I worry a lot. Regret even more. I suffer a great deal of anxiety, for myself and for loved ones. (Probably even more than I did a year ago.) I have nightmares and such. Many of my plans have not worked out, and I don’t often know the exact next step to take once said plans become derailed. I grow weary of plans not working out, weary of being worried about them, weary of not knowing what to do about all of it, and weary with having to go through much of it alone.
This comes in waves. A month or two being disgusted by how things are turning out, (or failing to turn out as it were.) Then a month or two of accepting and even embracing the fact that I am still building something. Then when that doesn’t yield the dividends I planned, up comes the wave again. Even when the tide has receded for a while, there’s plenty of flotsam and jetsam left on shore to make running barefoot along the beach a delicate task.
It should come as no surprise that the perception and reception of beautiful things is altered under such circumstances.
Altered. Not destroyed. It isn’t that i recognize no beautiful things. On the contrary, I have this deep set intellectual understanding that beauty is everywhere. I know flowers are beautiful. That music is. Love can be beautiful for those lucky enough to find it. Friendship too. Dew on morning grass and the casual deep orange streaks of a sunset are beautiful things and I know it. But is knowing beauty the point? Can the full power of the beautiful in the universe be attained through intellectual recognition? No.
For much of my time, beautiful things are like the stars in the middle of the day. They’re out there by the billions. I know they are out there, and the concept of how many there are is mind numbing. Just reflecting on the truth about the stars, and how little we really know about space can serve a great purpose. But in the end the practical truth of the matter is that you can’t see any of them, except the sun of course. And you can’t even look at that one.

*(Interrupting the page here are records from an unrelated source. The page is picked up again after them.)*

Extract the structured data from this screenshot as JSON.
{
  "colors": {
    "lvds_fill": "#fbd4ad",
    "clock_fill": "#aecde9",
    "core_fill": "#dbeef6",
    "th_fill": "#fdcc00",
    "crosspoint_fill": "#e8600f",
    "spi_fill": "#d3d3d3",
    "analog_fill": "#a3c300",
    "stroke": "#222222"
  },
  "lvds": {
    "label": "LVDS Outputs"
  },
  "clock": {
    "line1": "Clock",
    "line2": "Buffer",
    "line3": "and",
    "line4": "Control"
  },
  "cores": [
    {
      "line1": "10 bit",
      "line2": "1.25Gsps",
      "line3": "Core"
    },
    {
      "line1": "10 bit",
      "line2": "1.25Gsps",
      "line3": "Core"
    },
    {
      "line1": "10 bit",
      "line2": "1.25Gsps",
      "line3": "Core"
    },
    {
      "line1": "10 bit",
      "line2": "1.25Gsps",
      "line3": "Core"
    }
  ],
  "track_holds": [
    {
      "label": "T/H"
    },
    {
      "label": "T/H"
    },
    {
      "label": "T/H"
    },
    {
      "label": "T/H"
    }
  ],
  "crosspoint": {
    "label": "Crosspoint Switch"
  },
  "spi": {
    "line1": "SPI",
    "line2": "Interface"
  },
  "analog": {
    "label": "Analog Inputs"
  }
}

Now, much like that sun, sometimes the ubiquitous beauty of which I am intellectually aware breaks through the clouds and shines upon me with the full emotional and spiritual impact which makes it relevant to human life in the first place. I enjoy those moments. I share them with others and write about them when words are sufficient or appropriate. I am thankful for them and reflect on them. But eventually daytime comes as daytime tends to do, and it all becomes an intellectual understanding again, as opposed to the sort of starry night that moved Van Gogh, despite his madness.

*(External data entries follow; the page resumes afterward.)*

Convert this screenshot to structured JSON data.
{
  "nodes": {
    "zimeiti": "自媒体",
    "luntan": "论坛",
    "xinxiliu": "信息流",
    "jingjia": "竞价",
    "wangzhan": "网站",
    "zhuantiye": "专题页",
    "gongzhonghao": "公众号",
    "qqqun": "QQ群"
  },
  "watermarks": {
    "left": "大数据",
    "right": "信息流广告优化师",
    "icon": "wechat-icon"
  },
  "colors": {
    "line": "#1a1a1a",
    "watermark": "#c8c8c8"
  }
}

Is this sad, or merely a truth about myself? Part of me thinks it would only be sad if I perceived no beauty of any kind in any fashion. As I have told you, this is not the case. And when I feel beauty with my spirit as much as I see it with my mind, it is quite the awe inspiring moment, believe me. But would an alteration of my thought patterns or daily perception of the world allow for a more emotional/spiritual relationship with beauty on a regular basis than I posses at present? Or is the dynamic I have with beautiful things sufficient?
I don’t know. Do you?
- Posted in: Days in the Life ♦ Spirituality
- Tagged: Reverb12
I don’t think it’s very sad.
Funnily enough, this reminds me of a sermon, of all things. To attempt to sum it up, it was about feeling beauty and experiencing the world with the childlike joy that most of us eventually lose, instead of understanding everything only in terms of its material or aesthetic or even moral worth. If that makes any sense.

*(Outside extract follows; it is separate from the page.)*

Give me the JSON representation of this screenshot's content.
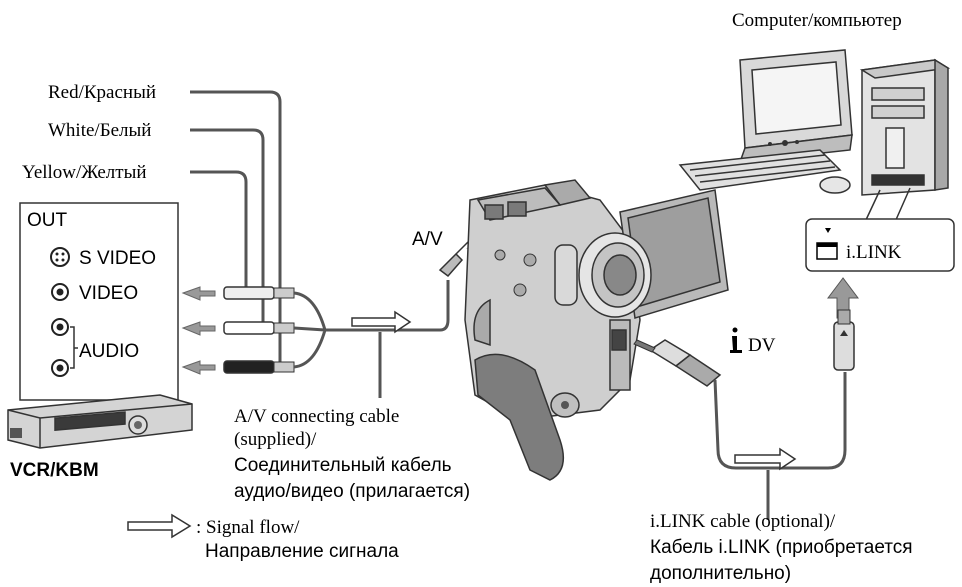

Oh — btw, I gave you a blog award! You can view it here: http://lauraplusthevoices.blogspot.com/2012/12/awesome-commenters.html
This really got me >>> beautiful things are like the stars in the middle of the day.
Thanks for the blog award, Laura. And perhaps retaining some child-like joy would be of use to me…to all of us. I think I still have it for certain things. Often related to the theatre, though you probably could have guessed that. =)
And Noel, I’m glad you appreciate the metaphor.